Женщины плачут, но покидать подвал наотрез отказываются. Тогда политрук осторожно берет на руки мальчика лет трех. Его глазки закрыты, обметанные губы что-то беззвучно бормочут, но видно — ребенок уже не жилец. Обезумевшая мать только протягивает к сыну руки, ни говоря ни слова.
— Вот что! — почти кричит политрук. — Или я сам пойду с ребенком, или вы выполните нашу просьбу. В конце концов я приказываю вам!
Подняв над собой грязно-серую тряпку, жены командиров гуськом, поминутно оглядываясь, тихо движутся к северным валам.
Все молчат. Взгляд Евгения падает на меня: «А ты почему не пошел?!» Он свирепо надвигается на меня всем своим сильным телом. Я в испуге пячусь и вдруг, сам не знаю почему, опускаюсь на колени и, уцепившись обеими руками за левую ногу Николая, прижимаюсь к ней и начинаю громко плакать. Большая горячая ладонь опускается мне на голову и начинает трепать вихры. Помягчевший голос произносит: «Ладно, ладно! Хватит, довольно. Ведь ты мужчина!»

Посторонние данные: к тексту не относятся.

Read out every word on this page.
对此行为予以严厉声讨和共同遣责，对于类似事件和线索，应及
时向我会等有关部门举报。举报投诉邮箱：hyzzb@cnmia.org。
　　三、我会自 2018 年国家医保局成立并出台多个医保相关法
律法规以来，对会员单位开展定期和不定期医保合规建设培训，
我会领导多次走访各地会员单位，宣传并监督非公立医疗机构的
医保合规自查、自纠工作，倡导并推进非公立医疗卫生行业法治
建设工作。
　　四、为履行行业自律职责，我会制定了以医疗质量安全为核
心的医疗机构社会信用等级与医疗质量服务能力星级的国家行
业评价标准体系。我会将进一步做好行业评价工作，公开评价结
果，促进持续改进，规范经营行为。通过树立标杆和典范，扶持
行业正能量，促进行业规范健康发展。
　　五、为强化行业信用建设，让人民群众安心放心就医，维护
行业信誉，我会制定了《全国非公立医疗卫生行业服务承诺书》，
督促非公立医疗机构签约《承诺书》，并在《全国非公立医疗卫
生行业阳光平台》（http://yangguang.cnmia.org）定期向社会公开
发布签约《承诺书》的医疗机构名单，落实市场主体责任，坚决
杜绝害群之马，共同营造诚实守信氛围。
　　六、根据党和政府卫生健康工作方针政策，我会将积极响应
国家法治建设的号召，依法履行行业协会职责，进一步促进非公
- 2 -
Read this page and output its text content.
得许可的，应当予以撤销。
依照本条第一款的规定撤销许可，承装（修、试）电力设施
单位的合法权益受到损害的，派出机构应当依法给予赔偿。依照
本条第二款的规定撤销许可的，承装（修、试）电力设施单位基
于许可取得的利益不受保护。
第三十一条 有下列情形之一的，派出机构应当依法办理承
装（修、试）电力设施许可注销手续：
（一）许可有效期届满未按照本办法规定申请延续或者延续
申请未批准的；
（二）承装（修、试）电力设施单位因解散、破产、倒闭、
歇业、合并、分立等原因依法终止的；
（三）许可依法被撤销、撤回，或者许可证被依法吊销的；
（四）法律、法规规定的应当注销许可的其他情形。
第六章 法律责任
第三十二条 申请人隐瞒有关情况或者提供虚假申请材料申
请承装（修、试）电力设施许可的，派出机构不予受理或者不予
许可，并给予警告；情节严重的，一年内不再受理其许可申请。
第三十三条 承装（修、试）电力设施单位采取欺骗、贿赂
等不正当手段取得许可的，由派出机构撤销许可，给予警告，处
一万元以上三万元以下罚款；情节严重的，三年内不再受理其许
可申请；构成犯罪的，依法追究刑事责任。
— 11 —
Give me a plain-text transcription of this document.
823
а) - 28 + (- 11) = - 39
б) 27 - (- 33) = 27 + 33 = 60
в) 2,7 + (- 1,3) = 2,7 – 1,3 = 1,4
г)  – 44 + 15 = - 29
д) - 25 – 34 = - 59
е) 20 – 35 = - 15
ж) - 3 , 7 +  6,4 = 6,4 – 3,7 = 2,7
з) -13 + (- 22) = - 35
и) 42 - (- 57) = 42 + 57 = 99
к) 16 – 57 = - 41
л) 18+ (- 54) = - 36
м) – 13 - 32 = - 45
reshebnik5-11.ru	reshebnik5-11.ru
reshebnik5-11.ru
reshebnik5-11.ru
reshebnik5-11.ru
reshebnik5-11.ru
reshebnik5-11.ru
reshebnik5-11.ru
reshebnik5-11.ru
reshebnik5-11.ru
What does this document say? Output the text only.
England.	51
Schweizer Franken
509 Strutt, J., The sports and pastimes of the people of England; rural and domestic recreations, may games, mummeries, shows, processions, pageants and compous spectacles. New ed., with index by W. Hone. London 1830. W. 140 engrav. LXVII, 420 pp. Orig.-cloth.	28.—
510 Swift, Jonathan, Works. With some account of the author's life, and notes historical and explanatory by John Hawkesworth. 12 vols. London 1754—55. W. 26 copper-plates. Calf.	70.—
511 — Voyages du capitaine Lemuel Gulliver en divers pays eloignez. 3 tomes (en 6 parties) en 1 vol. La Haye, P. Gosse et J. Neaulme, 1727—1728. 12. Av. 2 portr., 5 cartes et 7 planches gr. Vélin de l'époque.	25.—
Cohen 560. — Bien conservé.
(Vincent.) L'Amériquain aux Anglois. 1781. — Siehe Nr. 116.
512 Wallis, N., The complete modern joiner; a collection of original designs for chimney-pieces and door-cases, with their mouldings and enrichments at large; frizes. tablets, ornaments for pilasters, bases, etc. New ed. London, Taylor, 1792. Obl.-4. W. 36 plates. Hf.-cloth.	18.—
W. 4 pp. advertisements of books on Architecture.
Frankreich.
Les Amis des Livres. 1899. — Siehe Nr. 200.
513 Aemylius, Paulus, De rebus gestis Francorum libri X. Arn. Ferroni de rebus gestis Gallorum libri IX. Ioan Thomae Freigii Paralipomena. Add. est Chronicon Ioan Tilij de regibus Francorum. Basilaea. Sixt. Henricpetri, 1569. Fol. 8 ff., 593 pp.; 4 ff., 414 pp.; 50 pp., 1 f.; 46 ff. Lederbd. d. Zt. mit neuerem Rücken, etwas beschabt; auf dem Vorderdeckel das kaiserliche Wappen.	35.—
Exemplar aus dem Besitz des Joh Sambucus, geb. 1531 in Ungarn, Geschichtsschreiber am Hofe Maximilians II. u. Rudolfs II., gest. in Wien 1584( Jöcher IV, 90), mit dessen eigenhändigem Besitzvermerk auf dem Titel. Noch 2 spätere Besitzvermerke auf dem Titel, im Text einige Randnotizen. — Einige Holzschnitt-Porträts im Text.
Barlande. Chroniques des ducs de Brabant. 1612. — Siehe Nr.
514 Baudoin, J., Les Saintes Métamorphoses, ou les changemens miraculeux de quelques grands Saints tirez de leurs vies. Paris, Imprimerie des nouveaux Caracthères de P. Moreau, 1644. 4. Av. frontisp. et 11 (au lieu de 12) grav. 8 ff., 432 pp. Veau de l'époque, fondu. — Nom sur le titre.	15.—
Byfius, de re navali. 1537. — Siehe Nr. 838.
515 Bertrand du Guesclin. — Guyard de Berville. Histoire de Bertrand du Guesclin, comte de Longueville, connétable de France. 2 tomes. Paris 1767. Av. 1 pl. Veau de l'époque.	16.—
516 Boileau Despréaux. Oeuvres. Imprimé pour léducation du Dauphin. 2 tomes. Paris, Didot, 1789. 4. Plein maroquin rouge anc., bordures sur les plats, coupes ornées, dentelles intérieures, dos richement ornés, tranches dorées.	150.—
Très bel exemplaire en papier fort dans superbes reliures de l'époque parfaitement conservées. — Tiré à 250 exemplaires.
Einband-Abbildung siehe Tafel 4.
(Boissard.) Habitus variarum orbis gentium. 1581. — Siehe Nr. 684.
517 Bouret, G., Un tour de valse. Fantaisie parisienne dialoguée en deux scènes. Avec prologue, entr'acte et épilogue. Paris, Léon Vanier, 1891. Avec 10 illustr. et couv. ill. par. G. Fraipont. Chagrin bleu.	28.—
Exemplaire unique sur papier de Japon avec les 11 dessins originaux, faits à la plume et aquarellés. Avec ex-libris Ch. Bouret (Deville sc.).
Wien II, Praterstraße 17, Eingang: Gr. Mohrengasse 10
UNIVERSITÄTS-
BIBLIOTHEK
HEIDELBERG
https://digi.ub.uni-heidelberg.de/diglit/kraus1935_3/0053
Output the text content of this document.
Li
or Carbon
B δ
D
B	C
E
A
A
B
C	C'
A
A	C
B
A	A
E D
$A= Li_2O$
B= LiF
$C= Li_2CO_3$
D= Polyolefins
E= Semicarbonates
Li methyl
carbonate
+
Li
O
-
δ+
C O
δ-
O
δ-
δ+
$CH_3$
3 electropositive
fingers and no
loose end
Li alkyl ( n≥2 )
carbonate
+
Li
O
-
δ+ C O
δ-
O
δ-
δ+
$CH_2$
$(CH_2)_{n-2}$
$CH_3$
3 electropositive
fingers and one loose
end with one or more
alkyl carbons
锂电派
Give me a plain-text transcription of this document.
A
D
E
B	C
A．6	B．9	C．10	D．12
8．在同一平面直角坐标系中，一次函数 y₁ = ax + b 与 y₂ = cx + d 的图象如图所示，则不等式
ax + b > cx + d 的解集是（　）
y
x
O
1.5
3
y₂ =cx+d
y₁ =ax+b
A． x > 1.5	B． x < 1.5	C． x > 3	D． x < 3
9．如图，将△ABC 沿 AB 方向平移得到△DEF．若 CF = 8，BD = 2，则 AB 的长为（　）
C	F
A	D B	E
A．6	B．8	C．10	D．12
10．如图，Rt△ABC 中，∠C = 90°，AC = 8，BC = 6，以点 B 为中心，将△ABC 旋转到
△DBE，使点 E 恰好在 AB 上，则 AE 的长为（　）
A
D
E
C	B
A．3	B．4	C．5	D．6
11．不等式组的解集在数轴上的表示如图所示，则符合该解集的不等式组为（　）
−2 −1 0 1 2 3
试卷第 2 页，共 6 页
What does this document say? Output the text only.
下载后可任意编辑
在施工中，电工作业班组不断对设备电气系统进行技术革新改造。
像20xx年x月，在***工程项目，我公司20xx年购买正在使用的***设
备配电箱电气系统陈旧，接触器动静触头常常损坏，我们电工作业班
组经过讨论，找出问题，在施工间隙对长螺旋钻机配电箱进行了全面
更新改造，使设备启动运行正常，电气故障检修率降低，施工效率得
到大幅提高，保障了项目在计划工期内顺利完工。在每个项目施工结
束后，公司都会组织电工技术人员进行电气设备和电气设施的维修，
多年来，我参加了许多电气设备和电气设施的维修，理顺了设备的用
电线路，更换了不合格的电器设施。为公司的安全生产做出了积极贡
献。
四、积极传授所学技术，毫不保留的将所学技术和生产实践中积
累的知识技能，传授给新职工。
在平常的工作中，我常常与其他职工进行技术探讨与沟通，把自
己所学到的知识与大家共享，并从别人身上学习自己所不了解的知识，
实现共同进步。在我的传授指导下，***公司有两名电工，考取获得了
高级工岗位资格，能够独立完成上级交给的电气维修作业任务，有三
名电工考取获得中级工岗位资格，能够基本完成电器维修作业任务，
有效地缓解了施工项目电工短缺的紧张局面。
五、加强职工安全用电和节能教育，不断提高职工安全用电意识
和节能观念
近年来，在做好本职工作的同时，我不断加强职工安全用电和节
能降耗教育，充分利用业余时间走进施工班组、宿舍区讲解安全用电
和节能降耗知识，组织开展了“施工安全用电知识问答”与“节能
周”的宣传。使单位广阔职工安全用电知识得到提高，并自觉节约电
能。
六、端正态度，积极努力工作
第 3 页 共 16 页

— Пусть остается с нами! — вступается за меня Федя. — У тех хоть матери есть, а он считай что горькая сирота! В этакой заварухе затеряется что иголка в стоге сена пропадет.
…Огромные голубые глаза. Больше я не вижу ничего. На ресницах — прозрачная, сверкающая в лучах заходящего солнца слезинка. Вот она сорвалась и медленно поползла по щеке, оставляя на ней грязную дорожку. Евгений умирает, Лицо бледное-бледное, совсем серое. На лбу капельки холодного липкого пота. Их вытирает рукавом гимнастерки Николай. Прерывистое дыхание с клекотом вырывается из груди. Розовая пена пузырями выступает на распухших губах Евгения.
Политрук смертельно ранен противотанковой гранатой; осколок вспорол живот, другой застрял в легких. А все получилось так. Федор пополз к убитым фрицам, надеясь поживиться у них патронами и табачком. И в этот момент на него из-за густых кустов навалились трое немцев. Силы были явно неравные, и Федя, видя, что иного выхода нет, все же умудрился выхватить чеку у гранаты как раз в тот момент, когда к нему на выручку кинулся Евгений, а за ним Николай. Противотанковая граната постаралась: от Феди и от фашистов остались лишь рваные куски мяса да смоченные кровью тряпки, разметанные взрывом.